Long-time Castilla boss Caro took over for the rest of the season and results improve in the capital, but it was not enough to change the destiny of the Liga title. While further defeats followed for Barcelona in a subdued second half of the campaign it was enough to waltz to the title, as the Champions League took centre-stage. Barca could even lose their last two Liga outings and still maintain a winning margin of 12 points, testament to their dominance over the season.

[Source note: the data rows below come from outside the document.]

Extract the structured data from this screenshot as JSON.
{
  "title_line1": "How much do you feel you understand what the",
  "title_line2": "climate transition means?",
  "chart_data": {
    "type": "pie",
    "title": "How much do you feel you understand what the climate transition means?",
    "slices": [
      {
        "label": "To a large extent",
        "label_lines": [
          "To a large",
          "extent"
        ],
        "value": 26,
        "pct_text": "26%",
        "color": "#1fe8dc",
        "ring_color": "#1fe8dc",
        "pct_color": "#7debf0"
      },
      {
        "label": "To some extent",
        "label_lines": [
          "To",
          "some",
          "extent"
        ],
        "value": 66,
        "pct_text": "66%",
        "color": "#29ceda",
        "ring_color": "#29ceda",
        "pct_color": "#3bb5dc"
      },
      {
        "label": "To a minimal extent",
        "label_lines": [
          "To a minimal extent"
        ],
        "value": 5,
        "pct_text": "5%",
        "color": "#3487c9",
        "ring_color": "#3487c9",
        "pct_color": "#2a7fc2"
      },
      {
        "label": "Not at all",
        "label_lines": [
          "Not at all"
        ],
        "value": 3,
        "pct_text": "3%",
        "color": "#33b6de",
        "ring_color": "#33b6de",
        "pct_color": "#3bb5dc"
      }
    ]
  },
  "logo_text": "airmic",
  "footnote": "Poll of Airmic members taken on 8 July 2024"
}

Madrid nevertheless grabbed a respectable second; the final Champions League spots, meanwhile, went to Valencia and the season's surprise package Osasuna, who under the direction of Javier Aguirre qualified for the competition for the first time in their history.
PLAYER OF THE SEASON
The mercurial Brazilian was at the very height of his powers in 2005-06, a year in which he was named FIFA World Player of the Year for a second time as well as his first and only Ballon d'Or. Ronaldinho smashed 17 goals in La Liga and generally tortured his opponents in what many consider his greatest-ever season.
MANAGER OF THE SEASON
No arguments over this one, as the Dutchman moulded his talented side into a unit full of attacking flair and collective genius to walk La Liga.
SAMUEL ETO'O - 26 GOALS
The principal beneficiary of Ronaldinho's genius, Eto'o built on his memorable debut season with an even better second term at Camp Nou. The Cameroonian hit 26 goals in just 34 games to finish top scorer for the first and only time in Spain, going one better than runner-up David Villa.
MOST EXPENSIVE TRANSFER
Sevilla to Real Madrid
KEY MOMENT OF THE SEASON
Without a doubt, Ronaldinho's masterclass at the Bernabeu was the pivotal moment of the 2005-6 season. The Brazilian was unstoppable, and became only the second player after the great Diego Maradona to win the grudging admiration of the ever-hostile Madrid support.